Ich lese es immer wieder in den Kommentaren meiner Beiträge: „Mein Pferd darf selbst entscheiden.“ – „Mein Pferd darf Nein sagen.“ – „Mein Pferd muss gar nichts.“
Und ich muss zugeben: Ich habe Zweifel, ob diese Aussagen wirklich ganzheitlich betrachtet sind oder ob sie nicht nur einen kleinen Teil des Miteinanders beschreiben. Wurde mit diesen Aussagen wirklich zu Ende gedacht? Oder sind sie vielleicht gar nicht so absolut gemeint, wie sie klingen? Dann frage ich mich allerdings, ob diesen Menschen wirklich bewusst ist, was sie da sagen. Ich finde darin kein „wenn …“ oder „es kommt darauf an“. Stattdessen klingt es alternativlos, rechthaberisch und engstirnig.
Da heißt es zum Beispiel: „Wir binden unsere Pferde nicht an! Sie dürfen selbst entscheiden, wann sie gehen möchten.“
Heißt das im Umkehrschluss: Auch wenn das Pferd das eingezäunte Gelände verlässt, darf es selbst entscheiden, ob es beim Menschen bleibt oder nicht? Bekommen diese Pferde keine Zahnarztbehandlung
– oder entscheiden sie selbst, ob sie sich behandeln lassen?
Genau diese oder ähnliche Fragen stelle ich den Menschen, die mit mir schimpfen. Und ich frage sie tatsächlich aus echtem Interesse: Wo hat das angefangen? War das Pferd schon eingeritten? Oder wird es vielleicht gar nicht geritten? Wie läuft das mit Hufpfleger, Physiotherapeut oder Tierarzt? Darf das Pferd immer entscheiden?
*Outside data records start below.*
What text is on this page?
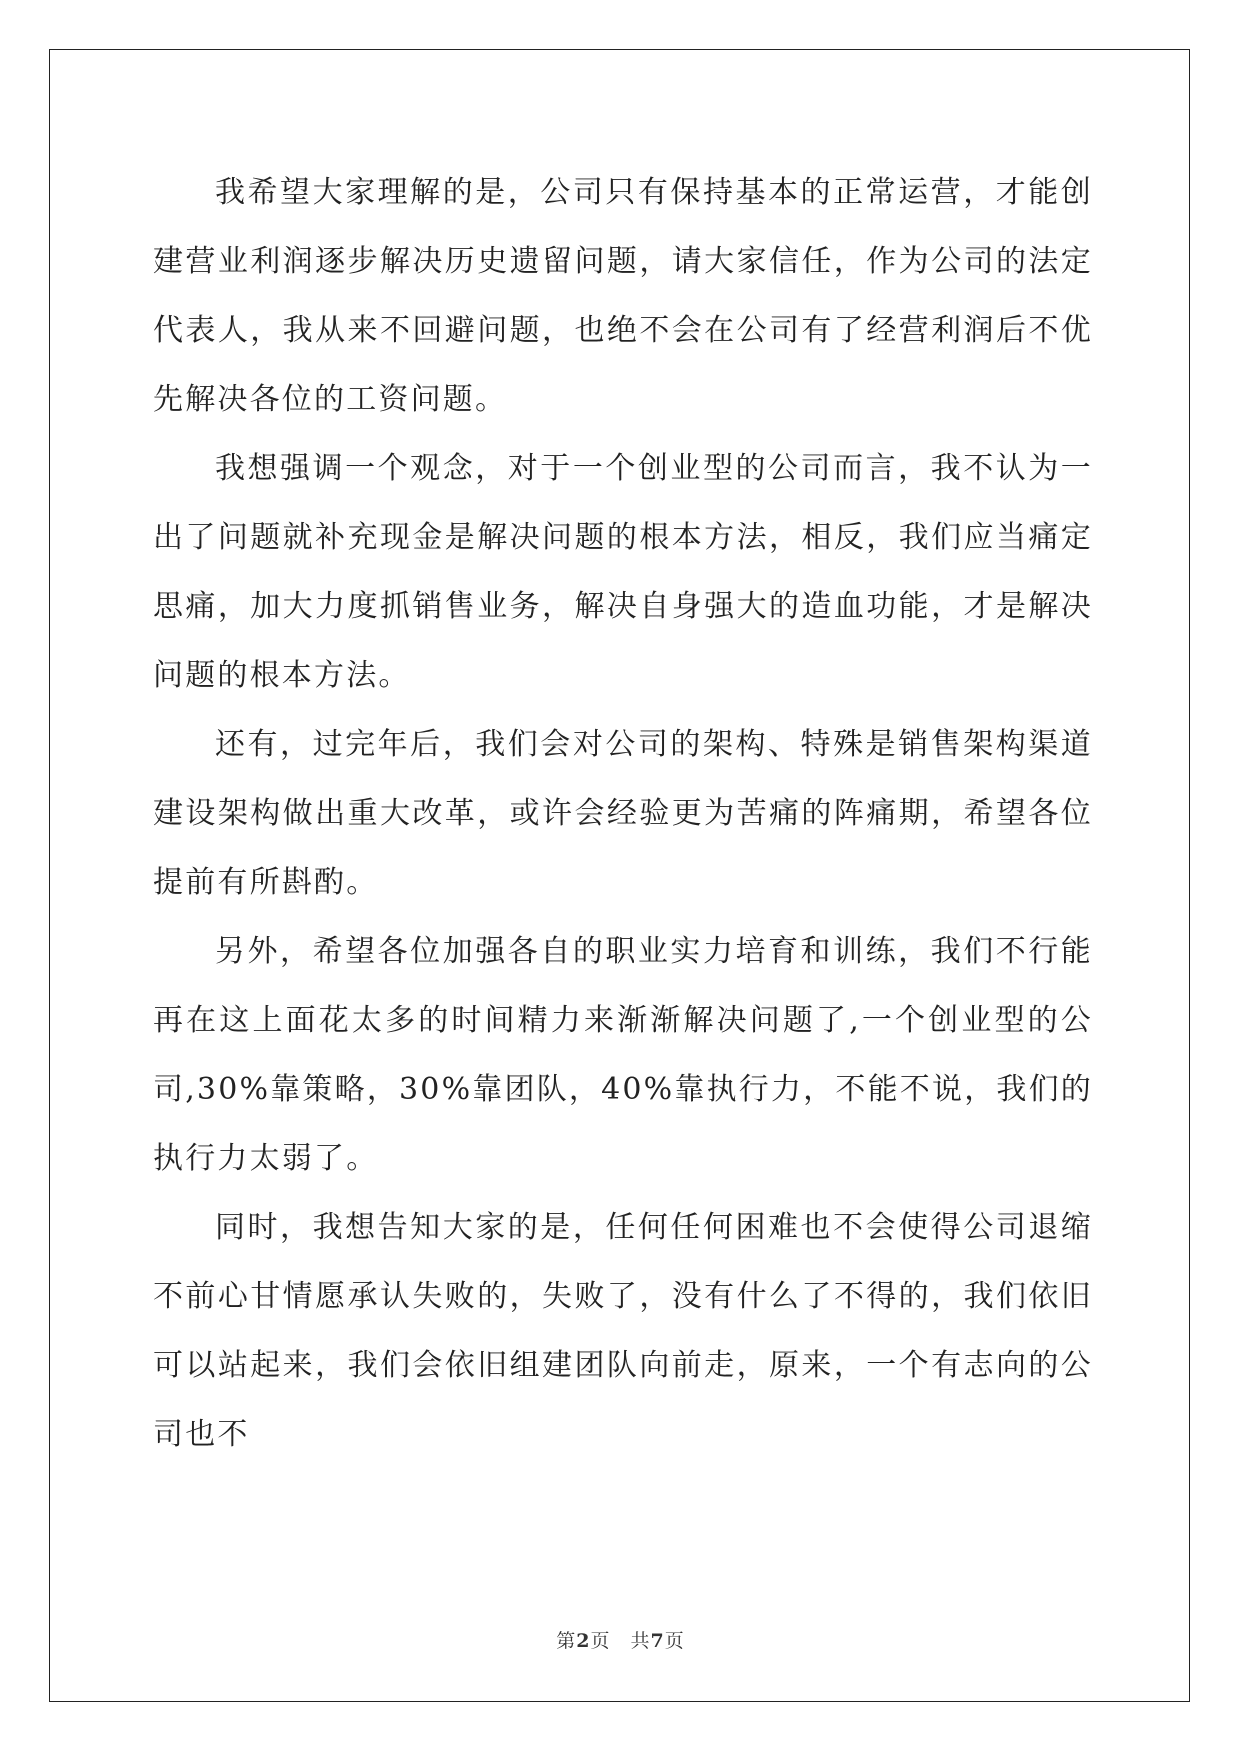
我希望大家理解的是，公司只有保持基本的正常运营，才能创建营业利润逐步解决历史遗留问题，请大家信任，作为公司的法定代表人，我从来不回避问题，也绝不会在公司有了经营利润后不优先解决各位的工资问题。

我想强调一个观念，对于一个创业型的公司而言，我不认为一出了问题就补充现金是解决问题的根本方法，相反，我们应当痛定思痛，加大力度抓销售业务，解决自身强大的造血功能，才是解决问题的根本方法。

还有，过完年后，我们会对公司的架构、特殊是销售架构渠道建设架构做出重大改革，或许会经验更为苦痛的阵痛期，希望各位提前有所斟酌。

另外，希望各位加强各自的职业实力培育和训练，我们不行能再在这上面花太多的时间精力来渐渐解决问题了,一个创业型的公司,30%靠策略，30%靠团队，40%靠执行力，不能不说，我们的执行力太弱了。

同时，我想告知大家的是，任何任何困难也不会使得公司退缩不前心甘情愿承认失败的，失败了，没有什么了不得的，我们依旧可以站起来，我们会依旧组建团队向前走，原来，一个有志向的公司也不

第2页 共7页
Menschen schimpfen mit mir, weil ich klare Grenzen setze, weil ich die „falschen“ Halfter benutze, weil ich mit Trense oder Sidepull arbeite und führe. Weil ich immer noch reite, über meine Ausbildungsphilosophie erzähle oder über negative Verstärkung informiere. Leider bekomme ich meistens keine Antwort auf meine Fragen.
Wenn ich dann auf die Profile dieser Menschen schaue, sehe ich häufig etwas anderes: Spaziergänge am Halfter geführt, kein einziges Pferd läuft frei. Oder Reiten mit Kandare. Ich könnte unzählige Beispiele nennen. Fakt ist: Die Bilder passen nicht ganz zu den Behauptungen unter meinen Beiträgen.
Aber ich möchte hier nicht über unterschiedliche Wahrnehmungen oder die oft stark abweichende Selbstwahrnehmung schreiben – auch wenn das ein wirklich spannendes Thema wäre. Ich möchte über das „Nein“ sprechen, dass wir von einem Pferd bekommen.
Tatsächlich glaube ich, dass es viele Formen des Neins gibt. Sehr subtil beginnt es – mit winzig kleinen Zeichen, die aber erkennbar sind, wenn man weiß, worauf man achten muss. Und natürlich gibt es, wenn diese feinen Signale übersehen werden, auch deutlichere Formen: größer, offensichtlicher.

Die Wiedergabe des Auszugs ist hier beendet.